Readers may be aware of the “Cold Blob” which is moving across the northern Pacific Ocean. In this post I shall show sea surface temperature anomalies, and currents, in all of the world’s oceans, as shown by nullschool.
This is the colour scale for all figures, from -6C to +6C. Zero anomaly is black.
The Arctic Ocean
The Southern Ocean
Note the large area of sea ice around Antarctica (black) surrounded by a ring of below average SSTs, with another ring of swirling eddies of warmer SSTs. Note also the cold blob just below south-western Australia which is working its way east.
The Atlantic Ocean
The North Atlantic is predominantly unusually warm- especially the Gulf Stream. However the South Atlantic is largely covered by a very large pool of cold water.
The Indian Ocean
The Indian Ocean Dipole between the west and the east is plain to see. Note the colder than normal SSTs near south-western Australia which have led to some unusually cold land temperatures this winter and spring.
The Pacific Ocean
The El Nino has ended and La Nina appears to be building as the surge of cold water moves west along the Equator. Note the cold blobs in the North Pacific, and less well defined in the South Pacific. Note also the high SSTs near South America and around the International Date Line at 30 degrees North.
Note there are large areas of above and below normal SSTs in all ocean basins except the Arctic, where sea ice cover tends to hide water temperature below. The Arctic ocean atmospheric temperature anomalies have recently shot up to record highs.
I now turn to the seas close to Australia.

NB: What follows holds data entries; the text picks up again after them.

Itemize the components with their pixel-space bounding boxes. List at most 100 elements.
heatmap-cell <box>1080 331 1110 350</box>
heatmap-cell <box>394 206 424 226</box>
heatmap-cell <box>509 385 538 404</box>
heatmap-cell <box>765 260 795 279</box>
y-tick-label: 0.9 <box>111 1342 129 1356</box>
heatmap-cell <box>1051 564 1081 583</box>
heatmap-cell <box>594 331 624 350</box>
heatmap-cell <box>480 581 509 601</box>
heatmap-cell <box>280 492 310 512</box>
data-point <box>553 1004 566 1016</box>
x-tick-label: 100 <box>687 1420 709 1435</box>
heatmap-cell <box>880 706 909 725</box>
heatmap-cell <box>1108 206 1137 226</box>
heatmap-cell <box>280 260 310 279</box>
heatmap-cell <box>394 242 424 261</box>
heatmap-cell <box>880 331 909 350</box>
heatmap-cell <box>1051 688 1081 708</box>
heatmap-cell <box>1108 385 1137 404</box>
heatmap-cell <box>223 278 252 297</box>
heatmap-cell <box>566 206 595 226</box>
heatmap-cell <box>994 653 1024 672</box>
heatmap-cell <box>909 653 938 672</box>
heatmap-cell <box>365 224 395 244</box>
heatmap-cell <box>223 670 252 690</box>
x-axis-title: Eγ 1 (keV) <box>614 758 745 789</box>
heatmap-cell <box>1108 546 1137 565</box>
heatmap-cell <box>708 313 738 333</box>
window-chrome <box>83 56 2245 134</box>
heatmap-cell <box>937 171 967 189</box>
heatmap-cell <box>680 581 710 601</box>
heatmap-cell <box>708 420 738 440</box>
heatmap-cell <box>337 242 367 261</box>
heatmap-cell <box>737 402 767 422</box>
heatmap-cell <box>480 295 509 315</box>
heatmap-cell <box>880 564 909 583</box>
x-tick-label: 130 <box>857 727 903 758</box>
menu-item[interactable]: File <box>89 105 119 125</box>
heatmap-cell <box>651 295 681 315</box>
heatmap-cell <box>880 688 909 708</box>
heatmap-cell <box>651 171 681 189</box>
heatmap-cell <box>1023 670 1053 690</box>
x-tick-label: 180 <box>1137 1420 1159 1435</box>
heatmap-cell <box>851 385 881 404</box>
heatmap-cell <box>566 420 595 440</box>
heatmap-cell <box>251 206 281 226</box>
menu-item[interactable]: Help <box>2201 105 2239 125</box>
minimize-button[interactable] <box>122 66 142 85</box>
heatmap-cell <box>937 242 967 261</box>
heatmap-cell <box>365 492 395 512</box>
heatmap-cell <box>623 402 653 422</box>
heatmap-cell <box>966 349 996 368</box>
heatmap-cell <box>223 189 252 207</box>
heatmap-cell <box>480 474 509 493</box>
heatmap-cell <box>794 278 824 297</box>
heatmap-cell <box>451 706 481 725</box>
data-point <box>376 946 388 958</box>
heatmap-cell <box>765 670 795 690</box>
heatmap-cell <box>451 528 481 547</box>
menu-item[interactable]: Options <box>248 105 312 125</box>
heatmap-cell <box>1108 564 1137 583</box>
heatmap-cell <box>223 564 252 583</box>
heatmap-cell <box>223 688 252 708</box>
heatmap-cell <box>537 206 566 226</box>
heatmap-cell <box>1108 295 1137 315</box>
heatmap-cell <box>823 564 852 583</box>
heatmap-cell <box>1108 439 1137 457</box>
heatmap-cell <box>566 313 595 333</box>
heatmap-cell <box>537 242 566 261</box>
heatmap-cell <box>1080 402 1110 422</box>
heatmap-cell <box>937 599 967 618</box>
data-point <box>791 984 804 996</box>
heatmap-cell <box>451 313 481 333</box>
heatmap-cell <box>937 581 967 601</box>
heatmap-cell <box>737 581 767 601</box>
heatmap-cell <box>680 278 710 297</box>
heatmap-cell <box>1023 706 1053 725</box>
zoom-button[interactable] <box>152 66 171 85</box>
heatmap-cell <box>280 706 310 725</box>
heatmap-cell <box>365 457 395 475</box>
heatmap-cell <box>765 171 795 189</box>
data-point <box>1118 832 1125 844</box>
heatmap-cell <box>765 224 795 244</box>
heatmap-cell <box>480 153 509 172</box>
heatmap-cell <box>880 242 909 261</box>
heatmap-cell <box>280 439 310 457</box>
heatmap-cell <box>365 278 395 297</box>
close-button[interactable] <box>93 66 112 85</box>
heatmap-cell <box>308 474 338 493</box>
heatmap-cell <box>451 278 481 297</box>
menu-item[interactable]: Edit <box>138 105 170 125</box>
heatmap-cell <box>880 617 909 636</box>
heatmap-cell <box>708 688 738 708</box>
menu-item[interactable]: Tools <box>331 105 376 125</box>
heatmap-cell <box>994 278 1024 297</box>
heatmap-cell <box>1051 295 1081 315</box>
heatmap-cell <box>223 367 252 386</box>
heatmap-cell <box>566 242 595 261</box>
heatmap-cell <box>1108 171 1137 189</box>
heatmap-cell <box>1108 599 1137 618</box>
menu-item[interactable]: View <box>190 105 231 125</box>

Waters around the northern, north-western, and eastern coasts of Australia are generally 1.0 to 1.8C above normal. This includes the area of the Great Barrier Reef. The East Australian Current runs down the east coast and can be seen as a warm tongue spilling into the Tasman Sea. (This is what led to the ABC’s reports about high temperatures in the Tasman Sea.) But the Tasman Sea has several eddies of cold and warm water. Note also the cold area to the south of Western Australia, and the cool area just to the east of Tasmania.
Warm waters around northern Australia are likely to generate extra rainfall and probably cyclones, and a strong gradient between north and south will likely lead to strong weather changes and storms.
Conclusion: Once again, the difference between the Northern and Southern Hemispheres shows itself in sea temperatures. Apart from the cold blob in the northern Pacific, Northern Hemisphere oceans are predominantly warmer than usual, while those of the Southern Hemisphere have large regions of both warmer and cooler water. There is a very large cold blob in the South Atlantic, and another surrounding Antarctica. Ocean currents constantly move thermal energy around, releasing it by radiation and evaporation mainly, and governing land temperatures hundreds of kilometres away.
The next six months should be interesting.